1 Reel Film Festival
at Bumbershoot
Fri August 31 - Mon Sept 3; all screenings at the Intiman Theatre. See www.bumbershoot.org for show times.
If you're anything like me (and be thankful you're not), there's almost no activity during which you wouldn't rather be at the movies. I'm not proud of this proclivity--I'd much rather prefer the company of humans to the reflected glow of projected light--but facts are facts: I'm doomed by inner weakness to opt for the respite of cinematic escapism over pretty much everything else (mountain hikes, dinner parties, sleep) any day of the goddamn week.
Needless to say this goes double for Bumbershoot, that roiling mire of crowds, bands, and late-summer sweat. Fortunately for me, the past several years of the megafestival have included a continuous festival of short films, projected in the air-conditioned comfort of a dark room.
I haven't had a chance to preview all the films at this year's festival, but the ones I have seen indicate that curator Warren Etheridge has put together a program every bit as impressive as the panoply of performance surrounding it. The shorts will have stiff competition; it's not likely that too many people will make the effort to see some 10-minute movie in between leaving midway through Kiki & Herb so they can catch the end of Cat Power before dashing across Seattle Center in time to see Spalding Gray take his first sip of water or whatever. But at the risk of assaulting you with even more recommendations, here are a few films that the truly intrepid might find worthy of the extra shoe leather.

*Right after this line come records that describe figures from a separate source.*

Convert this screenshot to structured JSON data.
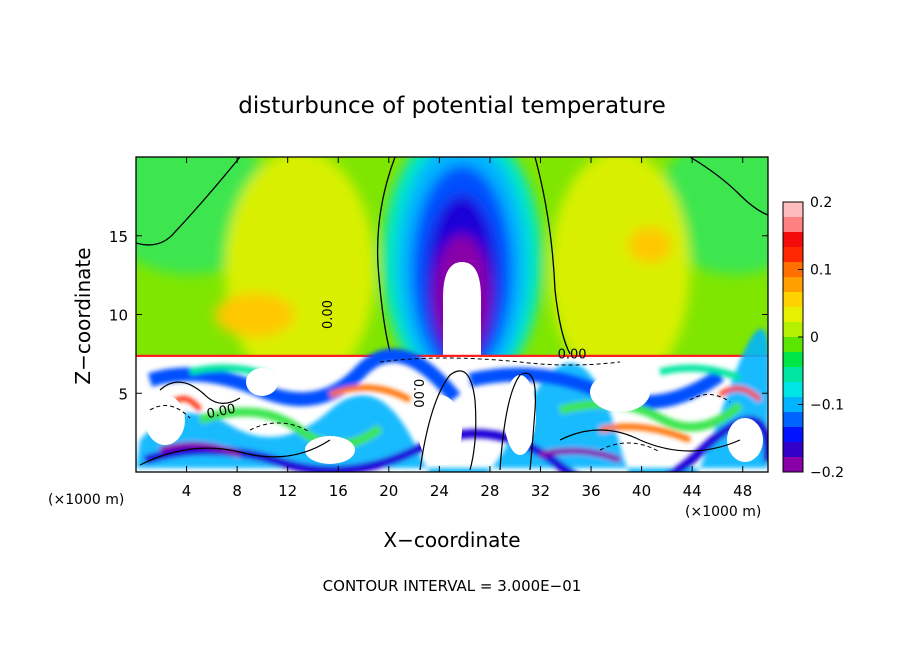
{
  "chart_data": {
    "type": "heatmap",
    "title": "disturbunce of potential temperature",
    "xlabel": "X−coordinate",
    "ylabel": "Z−coordinate",
    "x_unit_left": "(×1000 m)",
    "x_unit_right": "(×1000 m)",
    "xlim": [
      0,
      50
    ],
    "ylim": [
      0,
      20
    ],
    "x_ticks": [
      4,
      8,
      12,
      16,
      20,
      24,
      28,
      32,
      36,
      40,
      44,
      48
    ],
    "y_ticks": [
      5,
      10,
      15
    ],
    "colorbar": {
      "range": [
        -0.2,
        0.2
      ],
      "tick_values": [
        0.2,
        0.1,
        0,
        -0.1,
        -0.2
      ],
      "tick_labels": [
        "0.2",
        "0.1",
        "0",
        "−0.1",
        "−0.2"
      ],
      "colors": [
        "#8a00a8",
        "#3200c8",
        "#0014ff",
        "#0064ff",
        "#00b4ff",
        "#00e6e6",
        "#00e6a0",
        "#00e646",
        "#5ae600",
        "#b4f000",
        "#e6f000",
        "#ffd200",
        "#ffa000",
        "#ff6e00",
        "#ff2800",
        "#f50a0a",
        "#ff8080",
        "#ffbcbc"
      ]
    },
    "contour_labels": [
      {
        "text": "0.00",
        "x": 15.5,
        "y": 10.0,
        "rotate": -90
      },
      {
        "text": "0.00",
        "x": 34.5,
        "y": 7.2,
        "rotate": 0
      },
      {
        "text": "0.00",
        "x": 6.8,
        "y": 3.6,
        "rotate": -12
      },
      {
        "text": "0.00",
        "x": 22.0,
        "y": 5.0,
        "rotate": 90
      }
    ],
    "footer": "CONTOUR INTERVAL = 3.000E−01"
  }
}
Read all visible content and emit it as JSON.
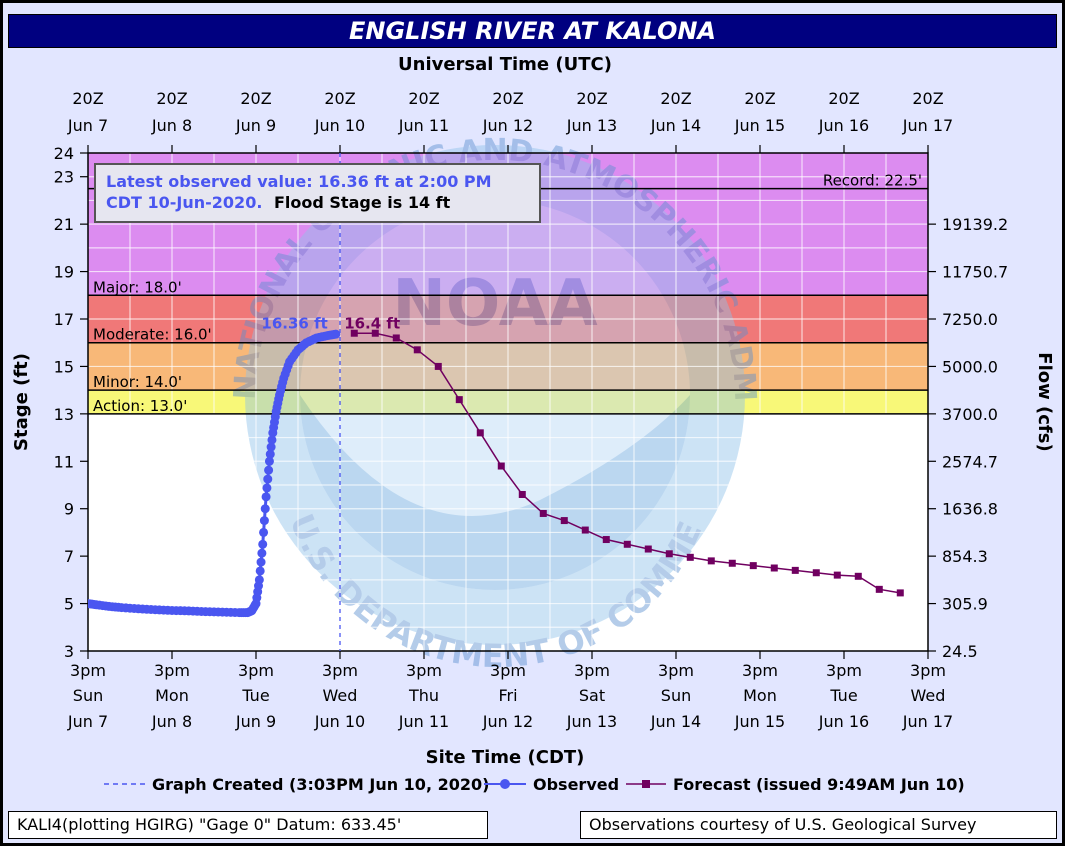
{
  "title": "ENGLISH RIVER AT KALONA",
  "top_axis_title": "Universal Time (UTC)",
  "bottom_axis_title": "Site Time (CDT)",
  "left_axis_title": "Stage (ft)",
  "right_axis_title": "Flow (cfs)",
  "top_ticks": [
    {
      "l1": "20Z",
      "l2": "Jun 7"
    },
    {
      "l1": "20Z",
      "l2": "Jun 8"
    },
    {
      "l1": "20Z",
      "l2": "Jun 9"
    },
    {
      "l1": "20Z",
      "l2": "Jun 10"
    },
    {
      "l1": "20Z",
      "l2": "Jun 11"
    },
    {
      "l1": "20Z",
      "l2": "Jun 12"
    },
    {
      "l1": "20Z",
      "l2": "Jun 13"
    },
    {
      "l1": "20Z",
      "l2": "Jun 14"
    },
    {
      "l1": "20Z",
      "l2": "Jun 15"
    },
    {
      "l1": "20Z",
      "l2": "Jun 16"
    },
    {
      "l1": "20Z",
      "l2": "Jun 17"
    }
  ],
  "bottom_ticks": [
    {
      "l1": "3pm",
      "l2": "Sun",
      "l3": "Jun 7"
    },
    {
      "l1": "3pm",
      "l2": "Mon",
      "l3": "Jun 8"
    },
    {
      "l1": "3pm",
      "l2": "Tue",
      "l3": "Jun 9"
    },
    {
      "l1": "3pm",
      "l2": "Wed",
      "l3": "Jun 10"
    },
    {
      "l1": "3pm",
      "l2": "Thu",
      "l3": "Jun 11"
    },
    {
      "l1": "3pm",
      "l2": "Fri",
      "l3": "Jun 12"
    },
    {
      "l1": "3pm",
      "l2": "Sat",
      "l3": "Jun 13"
    },
    {
      "l1": "3pm",
      "l2": "Sun",
      "l3": "Jun 14"
    },
    {
      "l1": "3pm",
      "l2": "Mon",
      "l3": "Jun 15"
    },
    {
      "l1": "3pm",
      "l2": "Tue",
      "l3": "Jun 16"
    },
    {
      "l1": "3pm",
      "l2": "Wed",
      "l3": "Jun 17"
    }
  ],
  "latest_box": {
    "line1": "Latest observed value: 16.36 ft at 2:00 PM",
    "line2_blue": "CDT 10-Jun-2020.",
    "line2_black": "Flood Stage is 14 ft"
  },
  "legend": {
    "created": "Graph Created (3:03PM Jun 10, 2020)",
    "observed": "Observed",
    "forecast": "Forecast (issued 9:49AM Jun 10)"
  },
  "footer_left": "KALI4(plotting HGIRG) \"Gage 0\" Datum: 633.45'",
  "footer_right": "Observations courtesy of U.S. Geological Survey",
  "watermark": {
    "center": "NOAA",
    "top_arc": "NATIONAL OCEANIC AND ATMOSPHERIC ADMINISTRATION",
    "bottom_arc": "U.S. DEPARTMENT OF COMMERCE"
  },
  "colors": {
    "title_bg": "#000080",
    "plot_bg": "#e2e6ff",
    "major": "#dc8cf0",
    "moderate": "#f07878",
    "minor": "#f8b878",
    "action": "#f8f878",
    "observed": "#4a56f0",
    "forecast": "#700060",
    "label_blue": "#4a56f0"
  },
  "chart_data": {
    "type": "line",
    "x_unit": "days since 3pm CDT Sun Jun 7",
    "ylim": [
      3,
      24
    ],
    "xlim": [
      0,
      10
    ],
    "left_ticks": [
      3,
      5,
      7,
      9,
      11,
      13,
      15,
      17,
      19,
      21,
      23,
      24
    ],
    "right_ticks": [
      {
        "stage": 3,
        "flow": "24.5"
      },
      {
        "stage": 5,
        "flow": "305.9"
      },
      {
        "stage": 7,
        "flow": "854.3"
      },
      {
        "stage": 9,
        "flow": "1636.8"
      },
      {
        "stage": 11,
        "flow": "2574.7"
      },
      {
        "stage": 13,
        "flow": "3700.0"
      },
      {
        "stage": 15,
        "flow": "5000.0"
      },
      {
        "stage": 17,
        "flow": "7250.0"
      },
      {
        "stage": 19,
        "flow": "11750.7"
      },
      {
        "stage": 21,
        "flow": "19139.2"
      }
    ],
    "flood_categories": [
      {
        "name": "Record",
        "label": "Record: 22.5'",
        "value": 22.5
      },
      {
        "name": "Major",
        "label": "Major: 18.0'",
        "value": 18.0
      },
      {
        "name": "Moderate",
        "label": "Moderate: 16.0'",
        "value": 16.0
      },
      {
        "name": "Minor",
        "label": "Minor: 14.0'",
        "value": 14.0
      },
      {
        "name": "Action",
        "label": "Action: 13.0'",
        "value": 13.0
      }
    ],
    "graph_created_x": 3.0,
    "observed_peak_label": "16.36 ft",
    "forecast_peak_label": "16.4 ft",
    "observed": [
      [
        0.0,
        5.0
      ],
      [
        0.1,
        4.95
      ],
      [
        0.25,
        4.88
      ],
      [
        0.4,
        4.83
      ],
      [
        0.6,
        4.78
      ],
      [
        0.8,
        4.74
      ],
      [
        1.0,
        4.71
      ],
      [
        1.2,
        4.69
      ],
      [
        1.4,
        4.66
      ],
      [
        1.6,
        4.64
      ],
      [
        1.8,
        4.62
      ],
      [
        1.9,
        4.62
      ],
      [
        1.95,
        4.7
      ],
      [
        2.0,
        5.0
      ],
      [
        2.04,
        6.0
      ],
      [
        2.08,
        7.5
      ],
      [
        2.12,
        9.5
      ],
      [
        2.16,
        11.0
      ],
      [
        2.2,
        12.2
      ],
      [
        2.24,
        13.1
      ],
      [
        2.28,
        13.8
      ],
      [
        2.33,
        14.5
      ],
      [
        2.4,
        15.2
      ],
      [
        2.5,
        15.7
      ],
      [
        2.6,
        16.0
      ],
      [
        2.72,
        16.2
      ],
      [
        2.85,
        16.3
      ],
      [
        2.95,
        16.36
      ]
    ],
    "forecast": [
      [
        3.17,
        16.4
      ],
      [
        3.42,
        16.4
      ],
      [
        3.67,
        16.2
      ],
      [
        3.92,
        15.7
      ],
      [
        4.17,
        15.0
      ],
      [
        4.42,
        13.6
      ],
      [
        4.67,
        12.2
      ],
      [
        4.92,
        10.8
      ],
      [
        5.17,
        9.6
      ],
      [
        5.42,
        8.8
      ],
      [
        5.67,
        8.5
      ],
      [
        5.92,
        8.1
      ],
      [
        6.17,
        7.7
      ],
      [
        6.42,
        7.5
      ],
      [
        6.67,
        7.3
      ],
      [
        6.92,
        7.1
      ],
      [
        7.17,
        6.95
      ],
      [
        7.42,
        6.8
      ],
      [
        7.67,
        6.7
      ],
      [
        7.92,
        6.6
      ],
      [
        8.17,
        6.5
      ],
      [
        8.42,
        6.4
      ],
      [
        8.67,
        6.3
      ],
      [
        8.92,
        6.2
      ],
      [
        9.17,
        6.15
      ],
      [
        9.42,
        5.6
      ],
      [
        9.67,
        5.45
      ]
    ]
  }
}
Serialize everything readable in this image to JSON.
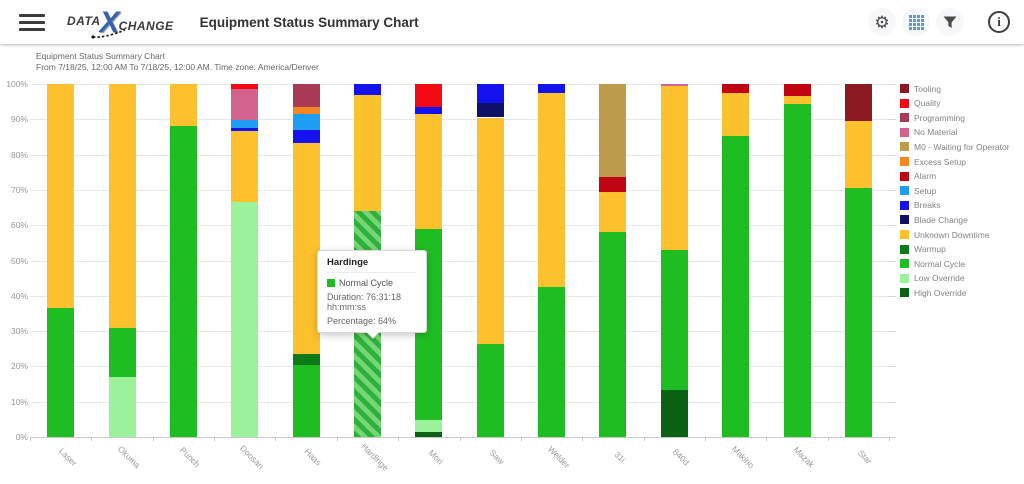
{
  "header": {
    "title": "Equipment Status Summary Chart",
    "logo": {
      "part1": "DATA",
      "x_letter": "X",
      "part2": "CHANGE"
    }
  },
  "report": {
    "title": "Equipment Status Summary Chart",
    "subtitle": "From 7/18/25, 12:00 AM To 7/18/25, 12:00 AM. Time zone: America/Denver"
  },
  "tooltip": {
    "title": "Hardinge",
    "series": "Normal Cycle",
    "series_color": "#1ebe23",
    "duration": "Duration: 76:31:18 hh:mm:ss",
    "percentage": "Percentage: 64%"
  },
  "chart_data": {
    "type": "bar",
    "stacked": true,
    "unit": "percent of time",
    "ylim": [
      0,
      100
    ],
    "grid": true,
    "legend_position": "right",
    "y_ticks": [
      "0%",
      "10%",
      "20%",
      "30%",
      "40%",
      "50%",
      "60%",
      "70%",
      "80%",
      "90%",
      "100%"
    ],
    "statuses": [
      {
        "name": "Tooling",
        "color": "#8b1a22"
      },
      {
        "name": "Quality",
        "color": "#f40a12"
      },
      {
        "name": "Programming",
        "color": "#a73b55"
      },
      {
        "name": "No Material",
        "color": "#d2638f"
      },
      {
        "name": "M0 - Waiting for Operator",
        "color": "#bd9b4b"
      },
      {
        "name": "Excess Setup",
        "color": "#f6861f"
      },
      {
        "name": "Alarm",
        "color": "#c00512"
      },
      {
        "name": "Setup",
        "color": "#1e9ef4"
      },
      {
        "name": "Breaks",
        "color": "#1412ef"
      },
      {
        "name": "Blade Change",
        "color": "#0f1166"
      },
      {
        "name": "Unknown Downtime",
        "color": "#fcc12d"
      },
      {
        "name": "Warmup",
        "color": "#0c7a16"
      },
      {
        "name": "Normal Cycle",
        "color": "#1ebe23"
      },
      {
        "name": "Low Override",
        "color": "#9bf29b"
      },
      {
        "name": "High Override",
        "color": "#0a6013"
      }
    ],
    "categories": [
      "Laser",
      "Okuma",
      "Punch",
      "Doosan",
      "Haas",
      "Hardinge",
      "Mori",
      "Saw",
      "Welder",
      "31i",
      "840d",
      "Makino",
      "Mazak",
      "Star"
    ],
    "bars": [
      {
        "category": "Laser",
        "segments": [
          {
            "status": "Normal Cycle",
            "pct": 36.5
          },
          {
            "status": "Unknown Downtime",
            "pct": 63.5
          }
        ]
      },
      {
        "category": "Okuma",
        "segments": [
          {
            "status": "Low Override",
            "pct": 17
          },
          {
            "status": "Normal Cycle",
            "pct": 14
          },
          {
            "status": "Unknown Downtime",
            "pct": 69
          }
        ]
      },
      {
        "category": "Punch",
        "segments": [
          {
            "status": "Normal Cycle",
            "pct": 88
          },
          {
            "status": "Unknown Downtime",
            "pct": 12
          }
        ]
      },
      {
        "category": "Doosan",
        "segments": [
          {
            "status": "Low Override",
            "pct": 66.5
          },
          {
            "status": "Unknown Downtime",
            "pct": 20.2
          },
          {
            "status": "Breaks",
            "pct": 0.9
          },
          {
            "status": "Setup",
            "pct": 2.3
          },
          {
            "status": "No Material",
            "pct": 8.7
          },
          {
            "status": "Quality",
            "pct": 1.4
          }
        ]
      },
      {
        "category": "Haas",
        "segments": [
          {
            "status": "Normal Cycle",
            "pct": 20.4
          },
          {
            "status": "Warmup",
            "pct": 3.1
          },
          {
            "status": "Unknown Downtime",
            "pct": 59.8
          },
          {
            "status": "Breaks",
            "pct": 3.7
          },
          {
            "status": "Setup",
            "pct": 4.5
          },
          {
            "status": "Excess Setup",
            "pct": 2.0
          },
          {
            "status": "Programming",
            "pct": 6.5
          }
        ]
      },
      {
        "category": "Hardinge",
        "segments": [
          {
            "status": "Normal Cycle",
            "pct": 64,
            "highlighted": true
          },
          {
            "status": "Unknown Downtime",
            "pct": 33
          },
          {
            "status": "Breaks",
            "pct": 3
          }
        ]
      },
      {
        "category": "Mori",
        "segments": [
          {
            "status": "High Override",
            "pct": 1.4
          },
          {
            "status": "Low Override",
            "pct": 3.4
          },
          {
            "status": "Normal Cycle",
            "pct": 54.2
          },
          {
            "status": "Unknown Downtime",
            "pct": 32.5
          },
          {
            "status": "Breaks",
            "pct": 2.0
          },
          {
            "status": "Quality",
            "pct": 6.5
          }
        ]
      },
      {
        "category": "Saw",
        "segments": [
          {
            "status": "Normal Cycle",
            "pct": 26.3
          },
          {
            "status": "Unknown Downtime",
            "pct": 64.2
          },
          {
            "status": "Blade Change",
            "pct": 4.0
          },
          {
            "status": "Breaks",
            "pct": 5.5
          }
        ]
      },
      {
        "category": "Welder",
        "segments": [
          {
            "status": "Normal Cycle",
            "pct": 42.5
          },
          {
            "status": "Unknown Downtime",
            "pct": 54.9
          },
          {
            "status": "Breaks",
            "pct": 2.6
          }
        ]
      },
      {
        "category": "31i",
        "segments": [
          {
            "status": "Normal Cycle",
            "pct": 58
          },
          {
            "status": "Unknown Downtime",
            "pct": 11.4
          },
          {
            "status": "Alarm",
            "pct": 4.2
          },
          {
            "status": "M0 - Waiting for Operator",
            "pct": 26.4
          }
        ]
      },
      {
        "category": "840d",
        "segments": [
          {
            "status": "High Override",
            "pct": 13.3
          },
          {
            "status": "Normal Cycle",
            "pct": 39.7
          },
          {
            "status": "Unknown Downtime",
            "pct": 46.5
          },
          {
            "status": "No Material",
            "pct": 0.5
          }
        ]
      },
      {
        "category": "Makino",
        "segments": [
          {
            "status": "Normal Cycle",
            "pct": 85.3
          },
          {
            "status": "Unknown Downtime",
            "pct": 12.1
          },
          {
            "status": "Alarm",
            "pct": 2.6
          }
        ]
      },
      {
        "category": "Mazak",
        "segments": [
          {
            "status": "Normal Cycle",
            "pct": 94.3
          },
          {
            "status": "Unknown Downtime",
            "pct": 2.3
          },
          {
            "status": "Alarm",
            "pct": 3.4
          }
        ]
      },
      {
        "category": "Star",
        "segments": [
          {
            "status": "Normal Cycle",
            "pct": 70.5
          },
          {
            "status": "Unknown Downtime",
            "pct": 19.1
          },
          {
            "status": "Tooling",
            "pct": 10.4
          }
        ]
      }
    ],
    "highlight": {
      "category": "Hardinge",
      "status": "Normal Cycle",
      "duration": "76:31:18",
      "percentage": 64
    }
  }
}
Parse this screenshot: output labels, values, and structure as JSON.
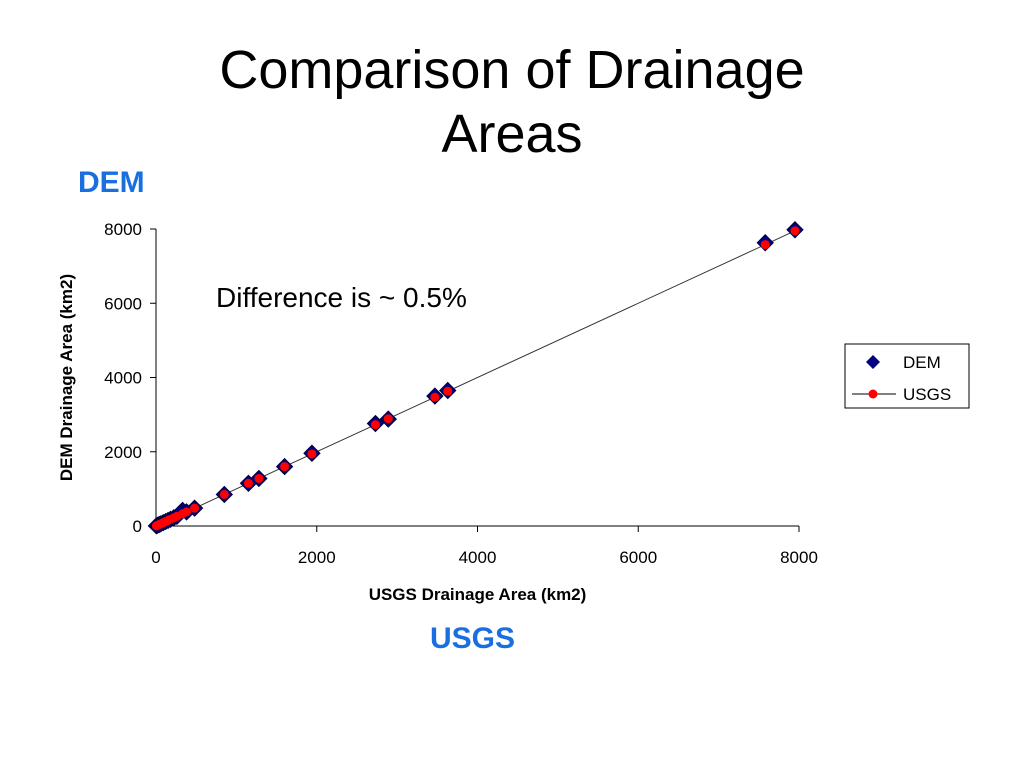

...(Dot Dot Dot): A blithely surreal and happily sad comedy that tracks a budding relationship between two strangers who meet in a laundromat. Somewhere between romance and obsession lies the heart of this bizarre little movie, which gets started when the girl, Viv, surreptitiously turns inside out all the drying laundry of the boy, Seth. It achieves glory when Viv pretends to go to Europe and starts sending Seth letters on cassette describing her trip. She's a weirdo and he's a travel agent, and they're each too cool to let the other know how much they've been on one another's minds. The direction (by Anthony Ng) is crisp, concise, and endlessly inventive, and the actors are perfectly suited to the job, not to mention easy on the eyes. (Sun Sept 2 at 7:30 pm.)
Delusions in Modern Primitivism: One thing I truly love is when I can't tell whether or not a documentary is real. This one had me going the entire time (until I saw the heading "Stunts" in the credits). Delusions depicts a day in the life of a young neo-tribalist --which is to say, a dude with a bunch of tattoos and a line of pop philosophy a mile long--who has discovered a new body-modification boundary to push now that piercing no longer rings true to him: scarification... by gunshot. Most of the film consists of him talking to the camera about life in the modern age, and his rap is hilariously deadpan. By the time he gets to his buddy's warehouse, where the "procedure" will take place, the film has entered a zone of blurry greatness, in which you're mesmerized by a perfect performance and a thoroughly implausible situation to wonder if this can really be happening. (Sat Sept 1 at 5:00 pm.)
A Bullet in the Brain: For reasons artistic and economic, short films often like to skimp on words, but this exquisite little fever dream is all about language. Based on a short story by Tobias Wolff and starring the wonderful, underappreciated actor Tom Noonan, Bullet tells the story of a writing teacher who has become so entrenched in a life of letters that he has begun resenting his students for needing instructions. The first half of the movie shows him pillorying a class in a fashion that most professors only dream of. Then he goes to the bank, and by way of a linguistic encounter with a bank robber, gets shot in the head. As the bullet moves through his brain (moving 900 ft./second, "a glacial pace compared to the synaptic lightning surrounding it") it comes under the "mediation of brain time," and we see the teacher's final thought, a memory as self-critical and revelatory as the thick beard on Noonan's neck. A great little film. (Sat Sept 1 at 8:00 pm.)